A reformed civil service and an empowered school-leaver may appear to occupy different worlds, but they are, in truth, two halves of a single promise. We refuse to pursue one without the other.

A Marathon, Run Together

Philanthropy, as the saying goes, is a marathon, not a sprint. It is also rarely a solitary endeavour.

The scale of Africa’s ambitions means that no single foundation, no single family, no single corporation, and no single government can achieve them alone. The most meaningful progress we have witnessed has emerged when the public, private, and philanthropic sectors stop competing for credit and start collaborating for impact.

For us, that belief in partnership is not merely professional; it is deeply personal.

Working together as a married couple has taught us that complementary strengths, honestly combined, can achieve far more than either of us could accomplish alone. It is the same instinct we bring to every institution we help build: convening the right people, mobilising the right resources, and shaping solutions that reflect the realities of African societies rather than imported assumptions.

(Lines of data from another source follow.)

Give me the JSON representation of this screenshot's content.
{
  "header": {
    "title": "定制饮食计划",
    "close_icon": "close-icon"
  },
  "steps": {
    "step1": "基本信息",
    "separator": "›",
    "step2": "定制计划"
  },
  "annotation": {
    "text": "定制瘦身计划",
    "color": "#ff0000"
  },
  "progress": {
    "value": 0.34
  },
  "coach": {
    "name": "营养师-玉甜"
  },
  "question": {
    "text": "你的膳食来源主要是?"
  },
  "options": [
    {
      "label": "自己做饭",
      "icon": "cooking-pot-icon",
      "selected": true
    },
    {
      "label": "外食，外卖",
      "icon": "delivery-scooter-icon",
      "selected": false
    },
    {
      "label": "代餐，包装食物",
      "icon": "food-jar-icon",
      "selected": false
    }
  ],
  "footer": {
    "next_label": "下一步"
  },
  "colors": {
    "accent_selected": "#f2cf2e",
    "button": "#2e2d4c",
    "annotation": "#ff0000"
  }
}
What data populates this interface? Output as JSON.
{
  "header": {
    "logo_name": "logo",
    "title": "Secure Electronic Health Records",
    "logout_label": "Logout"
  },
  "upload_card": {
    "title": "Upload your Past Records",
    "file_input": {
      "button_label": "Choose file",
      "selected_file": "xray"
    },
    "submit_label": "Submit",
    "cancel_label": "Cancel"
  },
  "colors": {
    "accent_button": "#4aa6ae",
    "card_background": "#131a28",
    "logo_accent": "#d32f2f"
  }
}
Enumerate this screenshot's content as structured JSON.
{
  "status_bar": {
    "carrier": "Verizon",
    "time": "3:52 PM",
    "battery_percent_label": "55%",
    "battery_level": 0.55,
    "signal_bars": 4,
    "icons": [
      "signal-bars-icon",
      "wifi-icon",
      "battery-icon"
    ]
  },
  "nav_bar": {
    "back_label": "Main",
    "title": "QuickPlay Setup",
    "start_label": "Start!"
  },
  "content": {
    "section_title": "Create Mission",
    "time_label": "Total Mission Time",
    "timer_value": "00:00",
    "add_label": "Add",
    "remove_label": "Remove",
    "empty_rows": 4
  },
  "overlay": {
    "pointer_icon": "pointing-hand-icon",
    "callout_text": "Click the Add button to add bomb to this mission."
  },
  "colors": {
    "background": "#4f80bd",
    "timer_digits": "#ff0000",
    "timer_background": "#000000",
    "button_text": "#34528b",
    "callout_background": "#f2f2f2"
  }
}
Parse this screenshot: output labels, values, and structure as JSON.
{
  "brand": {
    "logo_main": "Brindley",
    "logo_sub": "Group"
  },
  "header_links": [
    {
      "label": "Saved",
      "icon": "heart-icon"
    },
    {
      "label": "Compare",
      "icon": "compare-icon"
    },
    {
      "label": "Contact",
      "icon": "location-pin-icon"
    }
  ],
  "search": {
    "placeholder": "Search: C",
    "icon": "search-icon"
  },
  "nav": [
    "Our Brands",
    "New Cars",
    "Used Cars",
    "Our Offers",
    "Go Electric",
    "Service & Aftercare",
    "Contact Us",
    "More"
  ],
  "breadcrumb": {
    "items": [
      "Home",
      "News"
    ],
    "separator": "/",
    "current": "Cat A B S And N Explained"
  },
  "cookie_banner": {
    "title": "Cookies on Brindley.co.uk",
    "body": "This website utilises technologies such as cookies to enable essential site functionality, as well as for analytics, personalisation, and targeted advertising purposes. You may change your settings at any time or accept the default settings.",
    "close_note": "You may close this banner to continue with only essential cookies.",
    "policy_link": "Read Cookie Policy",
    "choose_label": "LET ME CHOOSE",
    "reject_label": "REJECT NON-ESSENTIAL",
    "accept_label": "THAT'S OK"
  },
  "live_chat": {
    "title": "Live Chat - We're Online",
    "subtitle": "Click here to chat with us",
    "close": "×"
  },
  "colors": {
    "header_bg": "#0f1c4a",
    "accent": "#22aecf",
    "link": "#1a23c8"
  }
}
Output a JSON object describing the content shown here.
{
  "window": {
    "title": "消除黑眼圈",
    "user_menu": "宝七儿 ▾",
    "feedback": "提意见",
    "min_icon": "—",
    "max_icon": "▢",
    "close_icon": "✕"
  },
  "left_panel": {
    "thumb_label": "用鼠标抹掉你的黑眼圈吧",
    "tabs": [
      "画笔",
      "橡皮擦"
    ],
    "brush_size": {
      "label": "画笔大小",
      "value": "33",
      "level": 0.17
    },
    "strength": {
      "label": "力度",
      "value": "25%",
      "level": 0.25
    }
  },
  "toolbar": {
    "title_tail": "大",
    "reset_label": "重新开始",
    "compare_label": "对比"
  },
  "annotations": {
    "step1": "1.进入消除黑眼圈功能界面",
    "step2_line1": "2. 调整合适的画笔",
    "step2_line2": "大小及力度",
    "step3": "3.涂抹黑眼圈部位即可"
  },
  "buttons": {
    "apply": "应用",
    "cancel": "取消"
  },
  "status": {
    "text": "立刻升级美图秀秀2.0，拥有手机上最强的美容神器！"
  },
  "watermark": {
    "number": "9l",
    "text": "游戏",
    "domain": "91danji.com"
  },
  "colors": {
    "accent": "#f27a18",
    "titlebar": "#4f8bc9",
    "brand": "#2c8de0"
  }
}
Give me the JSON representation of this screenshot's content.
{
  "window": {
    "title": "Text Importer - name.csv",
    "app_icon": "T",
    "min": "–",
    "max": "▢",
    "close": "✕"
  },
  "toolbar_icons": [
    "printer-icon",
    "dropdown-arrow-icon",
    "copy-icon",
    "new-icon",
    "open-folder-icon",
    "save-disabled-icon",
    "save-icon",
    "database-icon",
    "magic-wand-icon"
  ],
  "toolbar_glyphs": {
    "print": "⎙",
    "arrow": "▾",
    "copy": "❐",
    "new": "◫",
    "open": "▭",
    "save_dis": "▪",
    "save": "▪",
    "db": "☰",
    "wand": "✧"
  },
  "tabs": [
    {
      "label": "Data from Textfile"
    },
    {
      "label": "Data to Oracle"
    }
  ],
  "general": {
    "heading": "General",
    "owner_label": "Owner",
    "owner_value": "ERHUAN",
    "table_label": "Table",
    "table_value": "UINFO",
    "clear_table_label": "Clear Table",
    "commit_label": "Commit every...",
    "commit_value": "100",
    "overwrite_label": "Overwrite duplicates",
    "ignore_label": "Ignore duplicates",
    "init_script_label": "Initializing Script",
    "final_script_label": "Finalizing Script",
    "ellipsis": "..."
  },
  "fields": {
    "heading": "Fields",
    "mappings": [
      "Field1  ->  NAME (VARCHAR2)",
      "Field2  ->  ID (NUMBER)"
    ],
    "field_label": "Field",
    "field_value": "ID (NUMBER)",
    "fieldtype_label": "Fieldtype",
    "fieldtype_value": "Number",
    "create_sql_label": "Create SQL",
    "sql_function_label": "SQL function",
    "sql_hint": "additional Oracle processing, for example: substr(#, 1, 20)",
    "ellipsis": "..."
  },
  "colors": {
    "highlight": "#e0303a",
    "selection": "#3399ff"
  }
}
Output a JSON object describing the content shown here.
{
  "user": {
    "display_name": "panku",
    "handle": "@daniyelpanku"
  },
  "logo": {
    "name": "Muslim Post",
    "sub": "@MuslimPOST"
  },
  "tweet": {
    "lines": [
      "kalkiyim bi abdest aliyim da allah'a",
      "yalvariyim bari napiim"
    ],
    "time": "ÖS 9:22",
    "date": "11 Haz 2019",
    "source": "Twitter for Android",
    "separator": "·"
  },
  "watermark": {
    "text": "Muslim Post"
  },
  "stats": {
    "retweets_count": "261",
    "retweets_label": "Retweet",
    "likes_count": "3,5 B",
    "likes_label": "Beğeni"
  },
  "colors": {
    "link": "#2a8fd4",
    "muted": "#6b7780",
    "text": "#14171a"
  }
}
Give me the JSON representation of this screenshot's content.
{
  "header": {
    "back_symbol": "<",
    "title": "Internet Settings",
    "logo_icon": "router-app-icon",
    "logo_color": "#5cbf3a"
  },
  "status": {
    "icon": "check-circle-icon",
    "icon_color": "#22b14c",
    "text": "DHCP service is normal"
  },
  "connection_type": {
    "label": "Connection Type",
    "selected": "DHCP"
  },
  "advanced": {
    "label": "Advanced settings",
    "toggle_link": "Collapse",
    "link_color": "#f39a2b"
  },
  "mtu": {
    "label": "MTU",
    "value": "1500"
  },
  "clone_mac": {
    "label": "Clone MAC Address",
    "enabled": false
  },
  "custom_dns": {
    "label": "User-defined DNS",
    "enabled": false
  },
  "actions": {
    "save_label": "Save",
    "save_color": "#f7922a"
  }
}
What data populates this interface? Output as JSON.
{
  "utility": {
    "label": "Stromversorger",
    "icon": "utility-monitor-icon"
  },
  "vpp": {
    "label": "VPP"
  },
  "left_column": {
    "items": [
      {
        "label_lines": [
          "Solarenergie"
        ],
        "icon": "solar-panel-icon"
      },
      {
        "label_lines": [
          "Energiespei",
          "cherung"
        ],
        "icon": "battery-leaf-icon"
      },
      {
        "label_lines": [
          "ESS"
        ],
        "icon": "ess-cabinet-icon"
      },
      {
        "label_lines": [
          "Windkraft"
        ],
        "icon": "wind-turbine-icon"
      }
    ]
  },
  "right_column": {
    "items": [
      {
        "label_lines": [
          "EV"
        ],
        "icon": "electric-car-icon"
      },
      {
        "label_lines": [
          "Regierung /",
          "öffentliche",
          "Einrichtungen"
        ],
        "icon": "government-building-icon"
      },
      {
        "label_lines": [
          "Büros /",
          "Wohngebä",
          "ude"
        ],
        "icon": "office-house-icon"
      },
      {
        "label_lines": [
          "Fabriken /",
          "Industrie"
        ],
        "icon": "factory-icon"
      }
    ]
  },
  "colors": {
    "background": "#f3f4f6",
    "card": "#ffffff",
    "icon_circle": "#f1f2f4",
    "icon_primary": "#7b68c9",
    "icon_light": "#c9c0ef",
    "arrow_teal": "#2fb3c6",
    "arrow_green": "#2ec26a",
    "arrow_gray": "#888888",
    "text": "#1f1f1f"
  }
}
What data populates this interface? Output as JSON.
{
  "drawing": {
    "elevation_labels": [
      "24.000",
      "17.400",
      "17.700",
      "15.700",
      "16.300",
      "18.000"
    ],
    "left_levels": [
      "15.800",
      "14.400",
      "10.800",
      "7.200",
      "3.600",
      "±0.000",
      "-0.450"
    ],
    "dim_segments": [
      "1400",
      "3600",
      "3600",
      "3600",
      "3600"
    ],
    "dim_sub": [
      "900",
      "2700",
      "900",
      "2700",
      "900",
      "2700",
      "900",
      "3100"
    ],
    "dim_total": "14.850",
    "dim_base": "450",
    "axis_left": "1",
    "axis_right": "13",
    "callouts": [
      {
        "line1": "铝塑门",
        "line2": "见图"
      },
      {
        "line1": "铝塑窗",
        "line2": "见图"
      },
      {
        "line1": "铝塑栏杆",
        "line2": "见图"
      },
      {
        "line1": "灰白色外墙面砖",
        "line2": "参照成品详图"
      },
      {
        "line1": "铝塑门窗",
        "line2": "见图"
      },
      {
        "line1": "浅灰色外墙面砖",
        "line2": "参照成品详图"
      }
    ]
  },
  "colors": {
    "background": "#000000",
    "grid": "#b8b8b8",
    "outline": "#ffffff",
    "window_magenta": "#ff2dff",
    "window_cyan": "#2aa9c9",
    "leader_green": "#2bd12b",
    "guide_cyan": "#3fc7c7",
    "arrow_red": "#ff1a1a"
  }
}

We are often asked about legacy.

The truth is that, for us, legacy has never meant a monument with our name on it.

It means the people we equip and the systems they go on to strengthen. It means institutions that continue to function long after their founders have departed. It means a public service capable of serving its citizens with excellence and integrity. It means young people who continue to rise, create, and lead long after we are gone.

That is the change we believe in.

And we would be glad of your company on the road to building it.